Sunday, June 16, 2013
Debt collectors (hired by banks) go after deficiency balances from foreclosures from 2008 crisis
Banks and mortgage companies (and guaranty “companies” like Freddie Mac) are mounting an effort to pursue some persons who lost homes to foreclosure during the 2007-2009 housing crash for “deficiency balances”, particularly when they believe particular homeowners have “walked” from homes where they could have continued paying, or when they believe former homeowners may have the means to pay.
The story by Kimbriell Kelly appears on the front page of the Washington Post Sunday June 16, 2013, here.
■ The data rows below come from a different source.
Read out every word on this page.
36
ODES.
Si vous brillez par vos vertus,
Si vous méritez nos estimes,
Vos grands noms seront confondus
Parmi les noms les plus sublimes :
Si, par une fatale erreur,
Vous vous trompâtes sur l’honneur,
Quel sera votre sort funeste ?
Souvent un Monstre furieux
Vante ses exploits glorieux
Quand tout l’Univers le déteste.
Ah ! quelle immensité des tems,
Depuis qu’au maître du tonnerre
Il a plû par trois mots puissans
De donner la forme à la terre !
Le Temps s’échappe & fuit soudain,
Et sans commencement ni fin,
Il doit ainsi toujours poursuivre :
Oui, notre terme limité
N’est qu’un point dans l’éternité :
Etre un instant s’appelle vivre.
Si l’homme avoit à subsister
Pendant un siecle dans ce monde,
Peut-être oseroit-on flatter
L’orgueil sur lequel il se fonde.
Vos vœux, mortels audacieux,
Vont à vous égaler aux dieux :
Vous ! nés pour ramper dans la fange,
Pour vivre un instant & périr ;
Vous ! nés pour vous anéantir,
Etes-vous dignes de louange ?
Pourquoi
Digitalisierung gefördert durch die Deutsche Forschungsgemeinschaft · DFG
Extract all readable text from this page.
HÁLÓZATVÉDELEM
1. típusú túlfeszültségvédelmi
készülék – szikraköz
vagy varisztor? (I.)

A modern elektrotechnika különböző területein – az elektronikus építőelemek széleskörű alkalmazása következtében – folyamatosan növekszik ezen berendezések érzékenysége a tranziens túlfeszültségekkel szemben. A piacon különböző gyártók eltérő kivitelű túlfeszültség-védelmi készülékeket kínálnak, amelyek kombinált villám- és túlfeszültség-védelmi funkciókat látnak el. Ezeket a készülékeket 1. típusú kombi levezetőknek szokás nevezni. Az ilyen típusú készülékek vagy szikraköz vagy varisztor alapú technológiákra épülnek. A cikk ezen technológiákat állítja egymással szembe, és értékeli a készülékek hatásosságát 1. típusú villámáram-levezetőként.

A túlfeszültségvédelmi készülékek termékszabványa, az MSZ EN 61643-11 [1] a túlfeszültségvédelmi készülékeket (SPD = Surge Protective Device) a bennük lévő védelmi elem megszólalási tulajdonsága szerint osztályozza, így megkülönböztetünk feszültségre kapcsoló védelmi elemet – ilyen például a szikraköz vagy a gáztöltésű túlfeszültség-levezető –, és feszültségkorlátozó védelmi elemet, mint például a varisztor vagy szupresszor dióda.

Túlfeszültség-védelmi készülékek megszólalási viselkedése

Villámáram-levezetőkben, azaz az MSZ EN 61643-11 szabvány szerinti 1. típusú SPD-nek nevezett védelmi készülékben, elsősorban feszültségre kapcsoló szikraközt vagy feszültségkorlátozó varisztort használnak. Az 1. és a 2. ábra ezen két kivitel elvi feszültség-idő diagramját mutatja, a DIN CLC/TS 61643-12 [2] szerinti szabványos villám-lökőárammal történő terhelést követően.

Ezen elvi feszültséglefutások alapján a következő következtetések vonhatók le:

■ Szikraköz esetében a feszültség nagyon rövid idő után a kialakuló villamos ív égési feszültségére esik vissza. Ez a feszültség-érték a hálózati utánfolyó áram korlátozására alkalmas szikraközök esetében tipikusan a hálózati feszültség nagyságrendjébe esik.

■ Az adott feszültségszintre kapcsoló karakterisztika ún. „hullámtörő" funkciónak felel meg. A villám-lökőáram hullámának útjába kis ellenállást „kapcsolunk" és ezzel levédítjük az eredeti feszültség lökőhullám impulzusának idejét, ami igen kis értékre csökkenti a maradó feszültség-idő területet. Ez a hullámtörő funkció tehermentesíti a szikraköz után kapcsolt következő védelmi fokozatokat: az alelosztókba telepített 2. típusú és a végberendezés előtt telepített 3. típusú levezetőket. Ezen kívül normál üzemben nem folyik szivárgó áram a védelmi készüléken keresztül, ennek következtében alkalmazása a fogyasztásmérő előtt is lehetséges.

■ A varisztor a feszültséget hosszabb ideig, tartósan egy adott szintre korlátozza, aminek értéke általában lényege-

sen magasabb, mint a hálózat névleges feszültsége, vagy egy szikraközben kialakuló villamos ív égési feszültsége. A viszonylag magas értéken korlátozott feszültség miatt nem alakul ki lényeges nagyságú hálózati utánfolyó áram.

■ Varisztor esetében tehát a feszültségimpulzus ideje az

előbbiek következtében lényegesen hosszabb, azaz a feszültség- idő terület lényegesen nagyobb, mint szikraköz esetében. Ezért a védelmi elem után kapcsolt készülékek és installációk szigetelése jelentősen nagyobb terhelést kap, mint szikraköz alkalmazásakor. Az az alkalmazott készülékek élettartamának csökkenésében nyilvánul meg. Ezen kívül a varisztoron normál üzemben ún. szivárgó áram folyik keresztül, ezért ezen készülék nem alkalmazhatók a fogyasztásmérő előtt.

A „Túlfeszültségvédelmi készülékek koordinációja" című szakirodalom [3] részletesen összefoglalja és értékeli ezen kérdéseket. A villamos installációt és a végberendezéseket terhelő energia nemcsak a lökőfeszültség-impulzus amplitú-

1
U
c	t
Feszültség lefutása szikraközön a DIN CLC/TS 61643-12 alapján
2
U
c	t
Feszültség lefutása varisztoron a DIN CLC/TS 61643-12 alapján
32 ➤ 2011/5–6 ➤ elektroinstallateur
Usually the financial institutions hire debt collectors to pursue borrowers, and sometimes sue. Dent collection companies can form units specializing in these kinds of collections, just as with medical.
But this was a problem in earlier crises, such as when real estate in Texas crashed in the late 1980's after oil prices went down, helping to precipitate the savings and loan crisis. In those days, people sometimes could be responsible for deficiencies after unqualified “simple assumption” sales that are no longer allowed under FHA rules.
James Wiedemer had covered all this in his 1992 book “A Homeowner’s Guide to Foreclosure: How to Protect your Home and your Rights” (Dearborn Financial Press in Michigan).